There is currently a lot of sneering going on because people literally cannot help themselves. They are instinctually inclined against grace and toward hating states that they see as avatars of their hated political foes. If there are summer surges, they will be used as evidence of dumb Trump supporters who hate vaccines. They will act as if having 65% of adults vaccinated in May makes one state morally superior to another state that reaches 65% of adults vaccinated in June. They will act like a 5-10% difference in vaccination separates the blue sheep from the red goats.
Our task is no longer to convince. After a year of this, all those who can be convinced already have been and anyone who still believes that political alignment protects people against disease is ignorant of the data or in stubborn denial of it. We simply need to ignore them and move on with our own lives.
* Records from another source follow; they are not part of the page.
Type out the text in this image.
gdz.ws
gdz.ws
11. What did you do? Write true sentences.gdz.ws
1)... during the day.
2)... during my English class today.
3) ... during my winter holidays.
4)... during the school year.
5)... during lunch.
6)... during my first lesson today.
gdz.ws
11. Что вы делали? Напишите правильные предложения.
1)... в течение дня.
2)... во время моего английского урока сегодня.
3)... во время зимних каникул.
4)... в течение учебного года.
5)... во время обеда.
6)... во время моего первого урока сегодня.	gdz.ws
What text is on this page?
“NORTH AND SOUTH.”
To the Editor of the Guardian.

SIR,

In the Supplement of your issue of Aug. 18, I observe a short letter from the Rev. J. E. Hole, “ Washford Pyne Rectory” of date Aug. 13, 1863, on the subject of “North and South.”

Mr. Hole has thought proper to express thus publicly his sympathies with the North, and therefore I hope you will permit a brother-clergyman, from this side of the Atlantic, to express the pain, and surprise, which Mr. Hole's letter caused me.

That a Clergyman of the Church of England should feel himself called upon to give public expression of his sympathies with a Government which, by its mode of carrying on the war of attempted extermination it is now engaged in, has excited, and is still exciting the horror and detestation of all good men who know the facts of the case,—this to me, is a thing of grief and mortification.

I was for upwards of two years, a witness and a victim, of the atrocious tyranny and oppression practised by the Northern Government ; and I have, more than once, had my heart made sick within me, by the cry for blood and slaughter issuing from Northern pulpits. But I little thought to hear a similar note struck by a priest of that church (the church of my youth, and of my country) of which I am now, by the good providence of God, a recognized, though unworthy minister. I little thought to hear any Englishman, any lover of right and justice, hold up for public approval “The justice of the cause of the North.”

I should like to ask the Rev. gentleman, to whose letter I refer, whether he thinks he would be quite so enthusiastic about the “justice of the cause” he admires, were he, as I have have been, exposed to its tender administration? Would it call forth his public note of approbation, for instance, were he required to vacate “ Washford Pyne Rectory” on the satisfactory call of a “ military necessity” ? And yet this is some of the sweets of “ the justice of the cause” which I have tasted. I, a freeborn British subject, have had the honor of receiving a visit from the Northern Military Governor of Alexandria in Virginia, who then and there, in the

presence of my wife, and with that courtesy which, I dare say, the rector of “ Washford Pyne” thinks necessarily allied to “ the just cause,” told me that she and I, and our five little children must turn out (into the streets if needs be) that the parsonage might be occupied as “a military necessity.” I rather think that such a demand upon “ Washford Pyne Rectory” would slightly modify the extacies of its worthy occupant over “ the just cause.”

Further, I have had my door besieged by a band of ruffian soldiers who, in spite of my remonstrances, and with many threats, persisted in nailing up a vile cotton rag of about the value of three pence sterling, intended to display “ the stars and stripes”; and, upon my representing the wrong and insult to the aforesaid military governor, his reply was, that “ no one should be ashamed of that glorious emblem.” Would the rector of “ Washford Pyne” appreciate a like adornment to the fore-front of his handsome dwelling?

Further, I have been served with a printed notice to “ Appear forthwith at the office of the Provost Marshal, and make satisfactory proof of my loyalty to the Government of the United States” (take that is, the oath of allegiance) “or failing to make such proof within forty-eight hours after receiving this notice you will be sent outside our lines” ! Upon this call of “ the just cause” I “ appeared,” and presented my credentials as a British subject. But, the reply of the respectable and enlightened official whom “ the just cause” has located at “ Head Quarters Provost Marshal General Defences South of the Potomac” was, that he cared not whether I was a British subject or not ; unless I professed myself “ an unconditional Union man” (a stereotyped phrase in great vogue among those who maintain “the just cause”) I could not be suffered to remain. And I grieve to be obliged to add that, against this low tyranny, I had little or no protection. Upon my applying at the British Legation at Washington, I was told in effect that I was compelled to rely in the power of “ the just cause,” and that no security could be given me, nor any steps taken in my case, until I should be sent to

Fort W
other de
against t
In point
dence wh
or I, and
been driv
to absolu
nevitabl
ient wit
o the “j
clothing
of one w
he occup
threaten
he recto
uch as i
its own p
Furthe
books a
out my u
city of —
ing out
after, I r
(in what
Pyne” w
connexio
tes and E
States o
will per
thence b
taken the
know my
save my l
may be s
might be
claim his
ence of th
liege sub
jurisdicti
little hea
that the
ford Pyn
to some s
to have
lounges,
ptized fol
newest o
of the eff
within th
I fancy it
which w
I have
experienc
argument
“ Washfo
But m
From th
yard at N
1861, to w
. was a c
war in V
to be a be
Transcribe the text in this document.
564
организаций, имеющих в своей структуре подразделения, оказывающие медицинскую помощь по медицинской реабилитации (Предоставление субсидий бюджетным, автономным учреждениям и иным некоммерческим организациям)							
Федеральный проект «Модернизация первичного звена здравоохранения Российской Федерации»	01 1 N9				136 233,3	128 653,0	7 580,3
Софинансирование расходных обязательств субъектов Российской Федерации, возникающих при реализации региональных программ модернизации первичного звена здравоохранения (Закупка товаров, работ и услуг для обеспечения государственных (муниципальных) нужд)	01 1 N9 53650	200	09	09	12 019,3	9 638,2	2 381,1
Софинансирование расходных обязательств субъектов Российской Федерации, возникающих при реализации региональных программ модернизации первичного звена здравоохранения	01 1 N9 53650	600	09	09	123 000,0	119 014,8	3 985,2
Looney Tunes: Elmer’s Candid Camera
Before Elmer took up hunting he was a shutterbug, shooting rabbits with his camera instead of his gun. Elmer and Bugs are both developing in this short. Bugs’ voice is deeper and the sharp Brooklyn accent has not yet been incorporated. Bugs is also more of a simple trickster, poking at Elmer even when Elmer isn’t pursuing him.
It’s a little funny to watch Elmer go so crazy over what is (with the benefit of hindsight) a meager amount of abuse. This is only the beginning of a long history of punishment for the character.